# I groomed a shih tzu today



## Michelle (Nov 16, 2009)

My boyfriends mom asked me if I could groom Chloe and I told her I'd try my best. She was very matted so it took even longer. I shaved her with a #3 and scissored her legs and face. A little choppy but I think they'll be happy with it. Shes hanging out with me at my house for a while until I drop her back off at home, otherwise she'll just be all alone. She had a lot of fun though and it was a good experience for me. 

Before:

















After:

















Playing outside:
















Poor cat...lol


----------



## Purley (May 21, 2010)

She looks really cute. I got a bit ticked with my groomer last time. She makes a fuss if I ask for the dogs to be left a bit longer like you did. She likes to zap their hair off with a #7 all over. I asked her if she could leave Tyson's legs a bit longer because he has a terrible front - stands with his foot facing out on the left hand side. But she said his leg was so bad it wouldn't make any difference. 

I think she is ticked off because I decided to clip Lucy myself. But she hasn't lost any business - she is still doing the two Shih-tzus. Of course, if I ask her if she is annoyed because of that - she will obviously say "No - of course not." 

I think I am going to get a #3 and try that on Lucy instead of the attachments which leave her a bit "shaggy".


----------



## Ixion (Jun 23, 2010)

Looks pretty good to me!


----------



## Michelle (Nov 16, 2009)

Thanks!



Purley said:


> She looks really cute. I got a bit ticked with my groomer last time. She makes a fuss if I ask for the dogs to be left a bit longer like you did. She likes to zap their hair off with a #7 all over. I asked her if she could leave Tyson's legs a bit longer because he has a terrible front - stands with his foot facing out on the left hand side. But she said his leg was so bad it wouldn't make any difference.
> 
> I think she is ticked off because I decided to clip Lucy myself. But she hasn't lost any business - she is still doing the two Shih-tzus. Of course, if I ask her if she is annoyed because of that - she will obviously say "No - of course not."
> 
> I think I am going to get a #3 and try that on Lucy instead of the attachments which leave her a bit "shaggy".

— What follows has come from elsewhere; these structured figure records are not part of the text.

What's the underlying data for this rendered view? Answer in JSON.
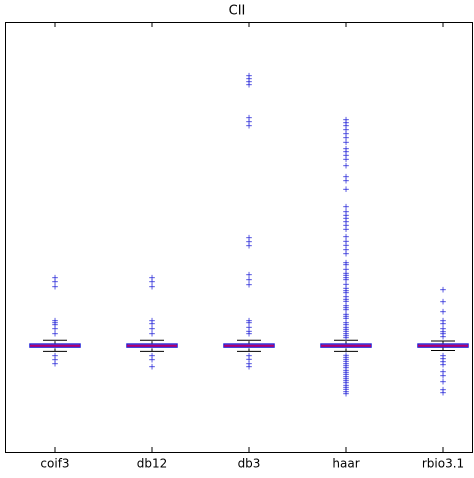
{
  "chart_data": {
    "type": "box",
    "title": "CII",
    "categories": [
      "coif3",
      "db12",
      "db3",
      "haar",
      "rbio3.1"
    ],
    "ylim": [
      0,
      100
    ],
    "box_color": "#1f1fd6",
    "median_color": "#b5006e",
    "whisker_color": "#000000",
    "flier_color": "#1f1fd6",
    "boxes": [
      {
        "whislo": 23.4,
        "q1": 24.4,
        "median": 24.7,
        "q3": 25.1,
        "whishi": 26.0,
        "fliers": [
          40.5,
          39.5,
          38.4,
          30.5,
          30,
          29.5,
          28.6,
          27.4,
          22.3,
          21.4,
          20.5
        ]
      },
      {
        "whislo": 23.4,
        "q1": 24.4,
        "median": 24.7,
        "q3": 25.1,
        "whishi": 26.0,
        "fliers": [
          40.5,
          39.5,
          38.4,
          30.5,
          29.8,
          28.6,
          27.4,
          22.3,
          21.4,
          19.8
        ]
      },
      {
        "whislo": 23.4,
        "q1": 24.4,
        "median": 24.7,
        "q3": 25.1,
        "whishi": 26.0,
        "fliers": [
          87.4,
          86.7,
          86,
          85.3,
          77.7,
          76.7,
          75.8,
          49.8,
          48.8,
          47.9,
          41.2,
          40,
          38.8,
          30.5,
          30,
          29,
          28,
          27.4,
          22.3,
          21.5,
          20.5,
          19.8
        ]
      },
      {
        "whislo": 23.4,
        "q1": 24.4,
        "median": 24.7,
        "q3": 25.1,
        "whishi": 26.0,
        "fliers": [
          77.2,
          76.5,
          75.8,
          74.9,
          74,
          73,
          72,
          70.5,
          69.8,
          69,
          68,
          66.5,
          64,
          63,
          61,
          57,
          55.8,
          55,
          54.3,
          53.5,
          52.7,
          51.8,
          50,
          49,
          48,
          47,
          46,
          44,
          43.5,
          42.5,
          41.5,
          41,
          40.5,
          40,
          39,
          38,
          37.5,
          37,
          36,
          35.5,
          35,
          34,
          33.5,
          33,
          32,
          31.5,
          31,
          30,
          29.5,
          29,
          28.5,
          28,
          27.5,
          27,
          26.5,
          22.5,
          22,
          21.5,
          21,
          20.5,
          20,
          19.5,
          19,
          18.5,
          18,
          17.5,
          17,
          16.5,
          16,
          15.5,
          15,
          14.5,
          14,
          13.5
        ]
      },
      {
        "whislo": 23.6,
        "q1": 24.4,
        "median": 24.7,
        "q3": 25.1,
        "whishi": 25.8,
        "fliers": [
          37.7,
          34.9,
          32.6,
          30.5,
          29.8,
          28.6,
          27.9,
          27.4,
          26.7,
          22.3,
          21.6,
          20.9,
          20.2,
          18.6,
          17.7,
          16.3,
          14.4,
          13.7
        ]
      }
    ]
  }
}
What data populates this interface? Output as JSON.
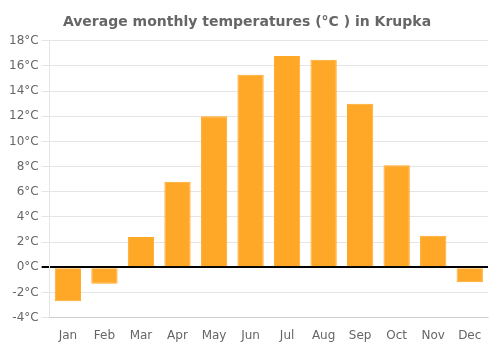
{
  "chart_data": {
    "type": "bar",
    "title": "Average monthly temperatures (°C ) in Krupka",
    "categories": [
      "Jan",
      "Feb",
      "Mar",
      "Apr",
      "May",
      "Jun",
      "Jul",
      "Aug",
      "Sep",
      "Oct",
      "Nov",
      "Dec"
    ],
    "values": [
      -2.7,
      -1.3,
      2.4,
      6.8,
      12.0,
      15.3,
      16.8,
      16.5,
      13.0,
      8.1,
      2.5,
      -1.2
    ],
    "color": "#FFA726",
    "ylim": [
      -4,
      18
    ],
    "yticks": [
      {
        "value": -4,
        "label": "-4°C"
      },
      {
        "value": -2,
        "label": "-2°C"
      },
      {
        "value": 0,
        "label": "0°C"
      },
      {
        "value": 2,
        "label": "2°C"
      },
      {
        "value": 4,
        "label": "4°C"
      },
      {
        "value": 6,
        "label": "6°C"
      },
      {
        "value": 8,
        "label": "8°C"
      },
      {
        "value": 10,
        "label": "10°C"
      },
      {
        "value": 12,
        "label": "12°C"
      },
      {
        "value": 14,
        "label": "14°C"
      },
      {
        "value": 16,
        "label": "16°C"
      },
      {
        "value": 18,
        "label": "18°C"
      }
    ],
    "grid": true
  }
}
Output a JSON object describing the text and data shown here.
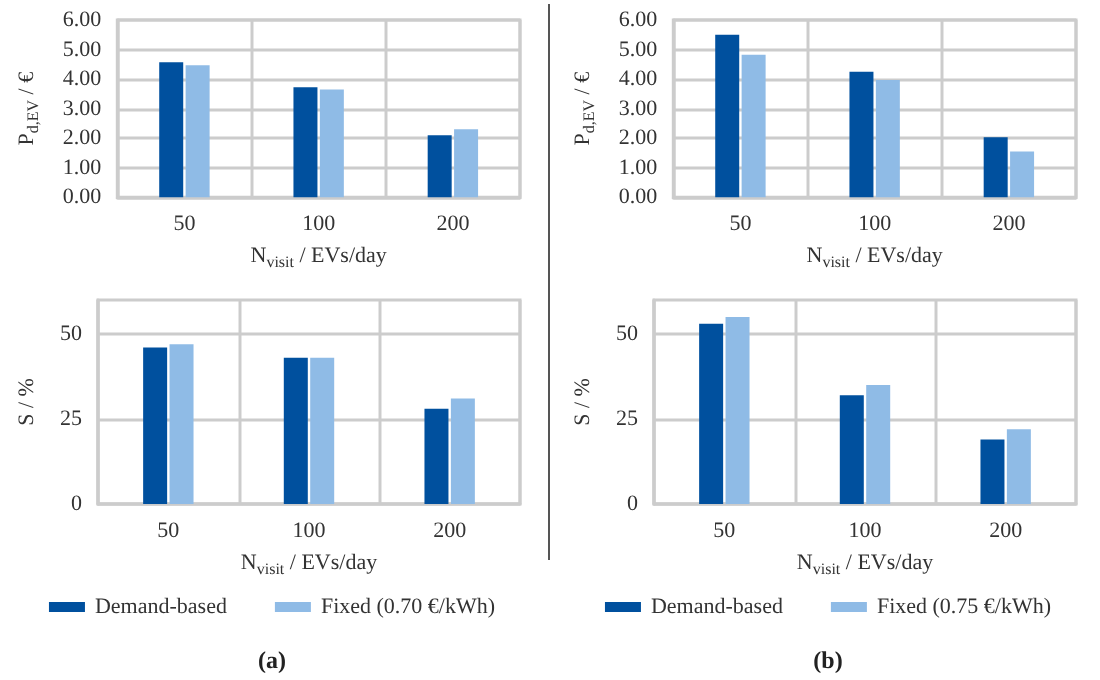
{
  "chart_data": [
    {
      "type": "bar",
      "categories": [
        "50",
        "100",
        "200"
      ],
      "xlabel": "N$_{visit}$ / EVs/day",
      "ylabel": "P$_{d,EV}$ / €",
      "ylim": [
        0,
        6
      ],
      "yticks": [
        {
          "value": 0,
          "label": "0.00"
        },
        {
          "value": 1,
          "label": "1.00"
        },
        {
          "value": 2,
          "label": "2.00"
        },
        {
          "value": 3,
          "label": "3.00"
        },
        {
          "value": 4,
          "label": "4.00"
        },
        {
          "value": 5,
          "label": "5.00"
        },
        {
          "value": 6,
          "label": "6.00"
        }
      ],
      "grid": true,
      "series": [
        {
          "color": "#00509e",
          "values": [
            4.57,
            3.72,
            2.1
          ]
        },
        {
          "color": "#8fbbe6",
          "values": [
            4.47,
            3.65,
            2.3
          ]
        }
      ]
    },
    {
      "type": "bar",
      "categories": [
        "50",
        "100",
        "200"
      ],
      "xlabel": "N$_{visit}$ / EVs/day",
      "ylabel": "P$_{d,EV}$ / €",
      "ylim": [
        0,
        6
      ],
      "yticks": [
        {
          "value": 0,
          "label": "0.00"
        },
        {
          "value": 1,
          "label": "1.00"
        },
        {
          "value": 2,
          "label": "2.00"
        },
        {
          "value": 3,
          "label": "3.00"
        },
        {
          "value": 4,
          "label": "4.00"
        },
        {
          "value": 5,
          "label": "5.00"
        },
        {
          "value": 6,
          "label": "6.00"
        }
      ],
      "grid": true,
      "series": [
        {
          "color": "#00509e",
          "values": [
            5.5,
            4.25,
            2.03
          ]
        },
        {
          "color": "#8fbbe6",
          "values": [
            4.82,
            3.97,
            1.55
          ]
        }
      ]
    },
    {
      "type": "bar",
      "categories": [
        "50",
        "100",
        "200"
      ],
      "xlabel": "N$_{visit}$ / EVs/day",
      "ylabel": "S / %",
      "ylim": [
        0,
        60
      ],
      "yticks": [
        0,
        25,
        50
      ],
      "grid": true,
      "legend": "bottom",
      "annotations": [
        "(a)"
      ],
      "series": [
        {
          "name": "Demand-based",
          "color": "#00509e",
          "values": [
            46,
            43,
            28
          ]
        },
        {
          "name": "Fixed (0.70 €/kWh)",
          "color": "#8fbbe6",
          "values": [
            47,
            43,
            31
          ]
        }
      ]
    },
    {
      "type": "bar",
      "categories": [
        "50",
        "100",
        "200"
      ],
      "xlabel": "N$_{visit}$ / EVs/day",
      "ylabel": "S / %",
      "ylim": [
        0,
        60
      ],
      "yticks": [
        0,
        25,
        50
      ],
      "grid": true,
      "legend": "bottom",
      "annotations": [
        "(b)"
      ],
      "series": [
        {
          "name": "Demand-based",
          "color": "#00509e",
          "values": [
            53,
            32,
            19
          ]
        },
        {
          "name": "Fixed (0.75 €/kWh)",
          "color": "#8fbbe6",
          "values": [
            55,
            35,
            22
          ]
        }
      ]
    }
  ]
}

Wow a #7? I love my #3, I use it more than any of my other blades. Seems to be the perfect length, not to short, not to long.


----------



## CT Girl (Nov 17, 2010)

What a transformation! She looks like an adorable puppy now. You got some great photos of her. We have a digital camera and Swizzle moves so fast I always miss the good shot.


----------



## Purley (May 21, 2010)

Well, I discovered that a #3 is really expensive. Something like $75. So instead for the time being I got a #30. The guy at the store is a groomer and he said the #30 will work better with the attachments. At least I can use different size attachments and then next month I should be able to afford a #3. 

Got lots of expenses this month! Actually, it seems to work out that you have lots of expenses every month!!


----------



## Dallasminis (Feb 6, 2011)

She looks like she went back to being a pup from an adult....looks really cute!


----------